Rare challenging case of undiagnosed hereditary anaemia:

An 18 month old baby boy came to the paediatric clinic with yellowish discoloration of face and body. He has been associated since birth with pallor, poor activity and loss of appetite. The parents visited numerous hospitals in search of cure regarding the cause of persistent jaundice and chronic anaemia but to no avail.

There was a family history from the maternal side of chronic anaemia. Serial blood investigations were done in the Al Zahra Hospital laboratory revealed that the patient suffered from cell membrane defect of red blood cells called Hereditary Pyropoikilocytosis (HPP).

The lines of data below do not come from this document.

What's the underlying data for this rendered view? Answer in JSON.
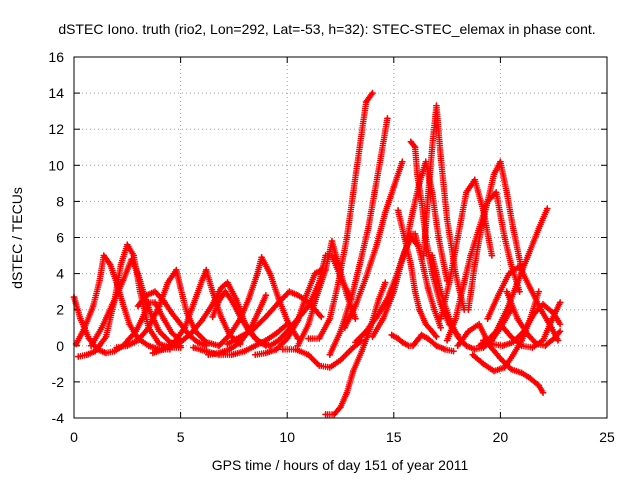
{
  "chart_data": {
    "type": "scatter",
    "title": "dSTEC Iono. truth (rio2, Lon=292, Lat=-53, h=32): STEC-STEC_elemax in phase cont.",
    "xlabel": "GPS time / hours of day 151 of year 2011",
    "ylabel": "dSTEC  / TECUs",
    "xlim": [
      0,
      25
    ],
    "ylim": [
      -4,
      16
    ],
    "xticks": [
      0,
      5,
      10,
      15,
      20,
      25
    ],
    "yticks": [
      -4,
      -2,
      0,
      2,
      4,
      6,
      8,
      10,
      12,
      14,
      16
    ],
    "grid": true,
    "marker": "+",
    "color": "#ff0000",
    "series": [
      {
        "x": [
          0.0,
          0.3,
          0.7,
          1.1,
          1.5,
          1.9,
          2.3,
          2.6,
          2.9,
          3.2,
          3.5,
          3.8,
          4.2,
          4.6,
          5.0
        ],
        "y": [
          2.7,
          1.5,
          0.4,
          -0.2,
          -0.4,
          -0.3,
          0.0,
          0.4,
          0.8,
          1.5,
          2.4,
          2.4,
          1.5,
          0.7,
          0.3
        ]
      },
      {
        "x": [
          0.1,
          0.5,
          0.9,
          1.2,
          1.4,
          1.7,
          2.0,
          2.3,
          2.6,
          3.0,
          3.5,
          4.0,
          4.5
        ],
        "y": [
          0.1,
          1.0,
          2.2,
          3.6,
          5.0,
          4.5,
          3.5,
          2.3,
          1.2,
          0.4,
          0.0,
          -0.2,
          -0.2
        ]
      },
      {
        "x": [
          0.2,
          0.6,
          1.0,
          1.5,
          1.9,
          2.2,
          2.5,
          2.8,
          3.1,
          3.5,
          4.0,
          4.5,
          5.0
        ],
        "y": [
          -0.6,
          -0.5,
          -0.3,
          0.5,
          2.5,
          4.5,
          5.6,
          5.0,
          3.0,
          1.0,
          0.1,
          -0.1,
          -0.1
        ]
      },
      {
        "x": [
          0.8,
          1.3,
          1.8,
          2.3,
          2.7,
          3.0,
          3.3,
          3.6,
          4.0,
          4.5,
          5.0
        ],
        "y": [
          0.0,
          1.0,
          2.3,
          3.6,
          4.8,
          4.0,
          2.8,
          1.8,
          0.8,
          0.2,
          0.0
        ]
      },
      {
        "x": [
          2.0,
          2.5,
          3.0,
          3.5,
          4.0,
          4.4,
          4.8,
          5.0,
          5.3,
          5.7,
          6.2,
          6.8
        ],
        "y": [
          -0.1,
          0.0,
          0.3,
          1.0,
          2.2,
          3.5,
          4.2,
          3.2,
          1.8,
          0.8,
          0.2,
          0.0
        ]
      },
      {
        "x": [
          3.0,
          3.4,
          3.8,
          4.2,
          4.6,
          5.0,
          5.4,
          5.8,
          6.2
        ],
        "y": [
          2.2,
          2.8,
          3.0,
          2.5,
          1.8,
          1.2,
          0.6,
          0.2,
          0.0
        ]
      },
      {
        "x": [
          3.7,
          4.2,
          4.7,
          5.2,
          5.6,
          6.0,
          6.2,
          6.5,
          6.9,
          7.3,
          7.8
        ],
        "y": [
          -0.4,
          -0.2,
          0.2,
          1.0,
          2.3,
          3.6,
          4.2,
          3.0,
          1.6,
          0.6,
          0.1
        ]
      },
      {
        "x": [
          4.5,
          5.0,
          5.5,
          6.0,
          6.5,
          6.9,
          7.2,
          7.6,
          8.0,
          8.5,
          9.0
        ],
        "y": [
          0.0,
          0.2,
          0.7,
          1.4,
          2.3,
          3.2,
          3.5,
          2.6,
          1.3,
          0.4,
          0.0
        ]
      },
      {
        "x": [
          5.6,
          6.2,
          6.8,
          7.4,
          8.0,
          8.5,
          9.0,
          9.5,
          10.0
        ],
        "y": [
          -0.1,
          -0.3,
          -0.5,
          -0.5,
          -0.3,
          0.0,
          0.3,
          0.7,
          1.2
        ]
      },
      {
        "x": [
          6.5,
          6.8,
          7.1,
          7.4,
          7.8,
          8.2,
          8.7,
          9.2
        ],
        "y": [
          1.6,
          2.5,
          3.0,
          2.5,
          1.6,
          0.8,
          0.2,
          0.0
        ]
      },
      {
        "x": [
          6.3,
          6.8,
          7.3,
          7.8,
          8.3,
          8.7,
          9.0
        ],
        "y": [
          -0.5,
          -0.4,
          -0.2,
          0.2,
          1.0,
          2.0,
          2.8
        ]
      },
      {
        "x": [
          6.8,
          7.3,
          7.8,
          8.2,
          8.6,
          8.8,
          9.2,
          9.6,
          10.0,
          10.5
        ],
        "y": [
          0.0,
          0.6,
          1.5,
          2.6,
          4.0,
          4.9,
          4.0,
          2.6,
          1.4,
          0.4
        ]
      },
      {
        "x": [
          7.2,
          7.8,
          8.4,
          9.0,
          9.6,
          10.1,
          10.5,
          10.9,
          11.3,
          11.6
        ],
        "y": [
          0.1,
          0.5,
          0.9,
          1.6,
          2.4,
          3.0,
          2.8,
          2.5,
          2.0,
          1.6
        ]
      },
      {
        "x": [
          8.5,
          9.0,
          9.5,
          10.0,
          10.5,
          10.9,
          11.3,
          11.6
        ],
        "y": [
          -0.5,
          -0.4,
          -0.2,
          0.4,
          1.4,
          2.8,
          4.0,
          4.2
        ]
      },
      {
        "x": [
          9.2,
          9.6,
          10.0,
          10.5,
          11.0,
          11.5,
          11.8,
          12.1,
          12.5,
          13.0
        ],
        "y": [
          0.0,
          0.3,
          0.8,
          1.5,
          2.2,
          3.5,
          5.0,
          5.0,
          3.8,
          2.6
        ]
      },
      {
        "x": [
          9.8,
          10.4,
          11.0,
          11.5,
          12.0,
          12.5,
          13.0,
          13.5
        ],
        "y": [
          -0.2,
          -0.2,
          -0.5,
          -1.1,
          -1.2,
          -0.8,
          -0.2,
          0.3
        ]
      },
      {
        "x": [
          10.5,
          11.0,
          11.4,
          11.8,
          12.1,
          12.4,
          12.8,
          13.2
        ],
        "y": [
          0.0,
          1.2,
          2.8,
          4.2,
          5.8,
          4.5,
          2.8,
          1.5
        ]
      },
      {
        "x": [
          11.0,
          11.5,
          12.0,
          12.4,
          12.8,
          13.1,
          13.4,
          13.7,
          14.0
        ],
        "y": [
          0.4,
          0.4,
          1.5,
          3.5,
          6.0,
          8.5,
          11.0,
          13.5,
          14.0
        ]
      },
      {
        "x": [
          11.8,
          12.2,
          12.5,
          12.8,
          13.1,
          13.5,
          13.9,
          14.3,
          14.6
        ],
        "y": [
          -3.8,
          -3.8,
          -3.4,
          -2.6,
          -1.4,
          -0.3,
          1.0,
          2.6,
          3.5
        ]
      },
      {
        "x": [
          12.0,
          12.5,
          13.0,
          13.4,
          13.8,
          14.1,
          14.4,
          14.7
        ],
        "y": [
          -0.5,
          0.8,
          2.6,
          4.5,
          6.5,
          8.5,
          10.5,
          12.6
        ]
      },
      {
        "x": [
          12.7,
          13.2,
          13.7,
          14.2,
          14.6,
          15.0,
          15.4
        ],
        "y": [
          1.0,
          2.2,
          3.8,
          5.6,
          7.4,
          8.8,
          10.2
        ]
      },
      {
        "x": [
          13.2,
          13.7,
          14.2,
          14.7,
          15.1,
          15.5,
          15.8,
          16.1
        ],
        "y": [
          0.2,
          0.8,
          1.6,
          2.6,
          3.8,
          5.2,
          6.0,
          5.6
        ]
      },
      {
        "x": [
          14.0,
          14.5,
          15.0,
          15.4,
          15.8,
          16.0,
          16.3,
          16.6,
          16.9,
          17.2
        ],
        "y": [
          0.5,
          1.5,
          3.0,
          4.8,
          6.2,
          6.2,
          4.8,
          3.2,
          2.0,
          1.0
        ]
      },
      {
        "x": [
          15.2,
          15.5,
          15.8,
          16.0,
          16.2,
          16.5,
          16.8,
          17.0
        ],
        "y": [
          7.5,
          6.0,
          4.5,
          3.0,
          2.0,
          1.2,
          0.8,
          0.5
        ]
      },
      {
        "x": [
          14.9,
          15.2,
          15.4,
          15.7,
          15.9,
          16.1,
          16.3,
          16.6,
          17.0,
          17.4,
          17.8
        ],
        "y": [
          0.6,
          0.4,
          0.2,
          0.0,
          0.0,
          0.3,
          0.6,
          0.4,
          0.0,
          -0.2,
          -0.3
        ]
      },
      {
        "x": [
          15.8,
          16.0,
          16.1,
          16.3,
          16.5,
          16.8,
          17.2,
          17.6,
          18.0
        ],
        "y": [
          11.3,
          11.0,
          9.5,
          8.0,
          6.0,
          4.0,
          2.3,
          1.2,
          0.6
        ]
      },
      {
        "x": [
          15.6,
          15.9,
          16.2,
          16.5,
          16.8,
          17.1,
          17.5
        ],
        "y": [
          5.8,
          7.5,
          9.0,
          10.2,
          8.5,
          6.0,
          3.6
        ]
      },
      {
        "x": [
          16.4,
          16.6,
          16.8,
          17.0,
          17.2,
          17.5,
          17.9,
          18.3
        ],
        "y": [
          5.0,
          8.2,
          11.0,
          13.3,
          10.5,
          7.0,
          4.0,
          2.0
        ]
      },
      {
        "x": [
          16.8,
          17.2,
          17.6,
          18.0,
          18.4,
          18.8,
          19.2,
          19.6,
          20.0,
          20.5
        ],
        "y": [
          5.0,
          3.0,
          1.5,
          0.5,
          0.0,
          -0.2,
          -0.1,
          0.3,
          1.0,
          2.0
        ]
      },
      {
        "x": [
          17.2,
          17.6,
          18.0,
          18.4,
          18.8,
          19.2,
          19.6
        ],
        "y": [
          1.5,
          3.5,
          6.0,
          8.5,
          9.2,
          7.5,
          5.0
        ]
      },
      {
        "x": [
          17.5,
          17.9,
          18.3,
          18.6,
          19.0,
          19.4,
          19.8,
          20.2,
          20.5,
          20.9
        ],
        "y": [
          0.3,
          1.5,
          3.5,
          5.0,
          6.5,
          8.0,
          8.5,
          6.0,
          4.5,
          3.0
        ]
      },
      {
        "x": [
          18.5,
          18.8,
          19.1,
          19.4,
          19.7,
          20.0,
          20.3,
          20.6,
          21.0
        ],
        "y": [
          2.0,
          4.5,
          6.5,
          8.0,
          9.5,
          10.2,
          8.5,
          6.5,
          4.2
        ]
      },
      {
        "x": [
          18.0,
          18.5,
          19.0,
          19.5,
          20.0,
          20.5,
          21.0,
          21.4,
          21.8,
          22.0
        ],
        "y": [
          0.0,
          0.8,
          1.2,
          0.0,
          -0.7,
          -1.3,
          -1.5,
          -1.8,
          -2.2,
          -2.6
        ]
      },
      {
        "x": [
          18.7,
          19.2,
          19.7,
          20.2,
          20.6,
          21.0,
          21.4,
          21.8
        ],
        "y": [
          -0.5,
          -1.0,
          -1.4,
          -1.2,
          -0.5,
          0.3,
          1.5,
          3.0
        ]
      },
      {
        "x": [
          19.0,
          19.4,
          19.8,
          20.3,
          20.8,
          21.3,
          21.8,
          22.2
        ],
        "y": [
          0.0,
          0.3,
          0.8,
          2.0,
          3.5,
          5.0,
          6.5,
          7.6
        ]
      },
      {
        "x": [
          19.2,
          19.6,
          20.1,
          20.6,
          21.1,
          21.6,
          22.0,
          22.5,
          22.8
        ],
        "y": [
          0.3,
          0.1,
          0.0,
          0.2,
          0.8,
          1.8,
          2.3,
          1.8,
          1.2
        ]
      },
      {
        "x": [
          19.4,
          19.9,
          20.4,
          20.9,
          21.4,
          21.9,
          22.4,
          22.7
        ],
        "y": [
          1.5,
          2.8,
          4.0,
          4.4,
          3.2,
          2.0,
          1.0,
          0.3
        ]
      },
      {
        "x": [
          20.0,
          20.5,
          21.0,
          21.5,
          22.0,
          22.4,
          22.8
        ],
        "y": [
          1.2,
          0.5,
          0.0,
          -0.1,
          0.3,
          1.4,
          2.4
        ]
      },
      {
        "x": [
          20.3,
          20.8,
          21.3,
          21.7,
          22.1,
          22.5,
          22.8
        ],
        "y": [
          3.0,
          1.5,
          0.6,
          0.1,
          0.0,
          0.4,
          0.8
        ]
      }
    ]
  }
}
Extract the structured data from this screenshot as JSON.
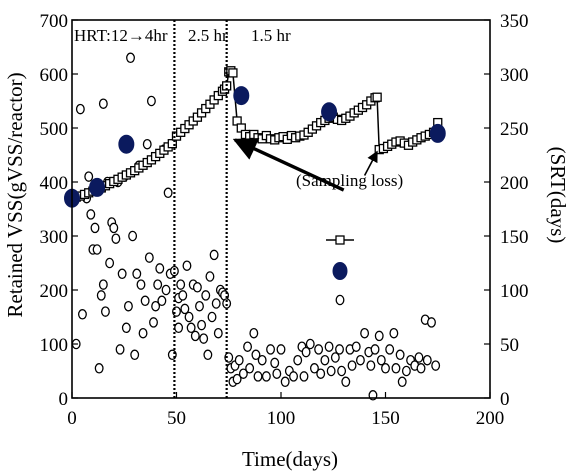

Hereditary Pyropoikilocytosis (HPP) is an autosomal recessive disease hemolytic anaemia. It has been associated with defect of erythrocytes membrane protein – spectrin which leads to increased membrane fragility causing hemolysis, jaundice and anaemia in infancy. It is mutations of alpha spectrin gene is considered as a severe form of hereditary elliptocytosis.

Diagnosis of this disease is done by testing of gene mutations and peripheral blood smear which will show HPP erythrocytes and maybe bizarre shaped with fragmentation or budding poikilocytosis.

The patients with HPP should receive folate supplementation. Counselling of family members should be done.